We don’t want to give out pointers on how to run from police because people really should just pull over instead of being an entitled, selfish fleer. That said, videos like the one included below show that just because you can’t afford anything more than a slow, crappy, four-cylinder econobox doesn’t mean you can’t run from police. Although it’s worth noting this person was ultimately caught, so just don’t run.
Still, it’s impressive how this guy slips multiple PIT attempts made by Arkansas State Police, which definitely is no small accomplishment. Allegedly being drunk at the time might’ve had something to do with that.
After all, this suspect was going off-roading, which really just delayed the inevitable. He was never going to get away with all the police swarming the area, but he did make police work to finally bring his pursuit to a halt.
Instead of giving up when spun out by cops, this individual tried manifesting freedom.
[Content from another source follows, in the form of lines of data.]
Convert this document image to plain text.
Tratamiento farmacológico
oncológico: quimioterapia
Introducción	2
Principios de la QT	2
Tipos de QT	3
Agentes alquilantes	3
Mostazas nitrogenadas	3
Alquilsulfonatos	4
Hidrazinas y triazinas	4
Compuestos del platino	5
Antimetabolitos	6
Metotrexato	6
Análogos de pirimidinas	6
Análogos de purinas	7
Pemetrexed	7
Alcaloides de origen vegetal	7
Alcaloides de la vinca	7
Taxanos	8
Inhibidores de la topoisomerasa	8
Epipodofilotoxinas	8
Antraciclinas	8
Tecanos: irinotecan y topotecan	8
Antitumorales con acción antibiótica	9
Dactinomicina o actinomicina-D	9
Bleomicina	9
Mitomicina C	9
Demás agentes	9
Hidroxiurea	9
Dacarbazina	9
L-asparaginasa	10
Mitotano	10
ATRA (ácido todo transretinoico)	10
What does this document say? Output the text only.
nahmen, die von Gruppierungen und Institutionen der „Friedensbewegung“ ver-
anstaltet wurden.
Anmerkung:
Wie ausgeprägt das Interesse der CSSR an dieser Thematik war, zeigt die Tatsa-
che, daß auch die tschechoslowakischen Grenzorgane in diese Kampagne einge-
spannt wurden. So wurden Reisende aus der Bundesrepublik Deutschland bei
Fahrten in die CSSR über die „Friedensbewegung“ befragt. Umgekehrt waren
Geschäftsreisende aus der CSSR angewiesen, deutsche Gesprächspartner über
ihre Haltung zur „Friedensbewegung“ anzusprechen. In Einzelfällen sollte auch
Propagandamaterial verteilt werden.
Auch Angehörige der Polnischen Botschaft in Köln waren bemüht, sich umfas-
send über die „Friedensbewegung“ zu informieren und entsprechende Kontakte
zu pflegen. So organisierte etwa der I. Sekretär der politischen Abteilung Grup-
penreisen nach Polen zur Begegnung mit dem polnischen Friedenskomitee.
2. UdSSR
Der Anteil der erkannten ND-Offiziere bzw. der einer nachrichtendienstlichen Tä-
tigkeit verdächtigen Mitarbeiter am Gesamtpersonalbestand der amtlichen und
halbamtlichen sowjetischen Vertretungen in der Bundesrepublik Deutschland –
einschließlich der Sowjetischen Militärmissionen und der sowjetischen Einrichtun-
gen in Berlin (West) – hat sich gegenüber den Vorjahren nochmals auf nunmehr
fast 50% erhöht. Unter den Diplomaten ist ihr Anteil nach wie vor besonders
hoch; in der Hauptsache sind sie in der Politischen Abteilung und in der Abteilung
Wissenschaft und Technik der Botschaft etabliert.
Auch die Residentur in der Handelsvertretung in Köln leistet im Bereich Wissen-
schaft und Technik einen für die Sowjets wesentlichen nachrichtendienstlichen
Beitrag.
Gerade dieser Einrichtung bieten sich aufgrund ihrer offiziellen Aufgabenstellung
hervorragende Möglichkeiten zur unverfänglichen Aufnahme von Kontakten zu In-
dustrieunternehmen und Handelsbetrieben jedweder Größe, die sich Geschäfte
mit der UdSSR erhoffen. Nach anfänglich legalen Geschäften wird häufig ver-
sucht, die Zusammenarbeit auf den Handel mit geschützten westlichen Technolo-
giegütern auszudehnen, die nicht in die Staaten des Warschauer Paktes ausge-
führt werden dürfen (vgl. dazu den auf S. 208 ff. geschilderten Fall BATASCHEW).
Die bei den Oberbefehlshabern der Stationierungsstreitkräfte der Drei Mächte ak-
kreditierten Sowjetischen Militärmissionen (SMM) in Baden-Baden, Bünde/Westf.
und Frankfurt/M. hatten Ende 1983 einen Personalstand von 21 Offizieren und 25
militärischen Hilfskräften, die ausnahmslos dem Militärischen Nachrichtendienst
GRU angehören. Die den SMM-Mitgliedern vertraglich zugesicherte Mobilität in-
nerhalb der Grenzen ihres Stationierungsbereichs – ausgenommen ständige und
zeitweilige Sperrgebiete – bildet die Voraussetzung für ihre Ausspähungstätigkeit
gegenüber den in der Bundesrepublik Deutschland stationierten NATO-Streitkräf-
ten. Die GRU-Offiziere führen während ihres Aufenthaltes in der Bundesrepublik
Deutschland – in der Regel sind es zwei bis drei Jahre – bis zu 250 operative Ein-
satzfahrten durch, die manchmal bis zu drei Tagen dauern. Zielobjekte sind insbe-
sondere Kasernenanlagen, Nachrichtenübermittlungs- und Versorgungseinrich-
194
He didn’t actually achieve that, not because the universe didn’t serve it up but because he was trashing the chassis of his already fairly delicate car made for parading in a line of other vehicles during rush hour.
But perhaps for those few drunken moments he believed that the secret to success or at least running from ASP as crushing numbers of troopers descend on you had been unlocked.
Physics, like the rest of reality, is a brutal, unforgiving thing. You can’t just will your car to not break as you flog it like a mangy donkey. Pursuit-rated cars are made to be tougher and even they fail in these punishing conditions. But there are more police than there are of you.
The sheer determination of this driver to treat his crappy car as if it were a Jeep Wrangler is impressive and dumb. Eventuality his dream came apart in the crushing defeat of reality as his side curtain airbags deployed. Don’t run from the cops, kids.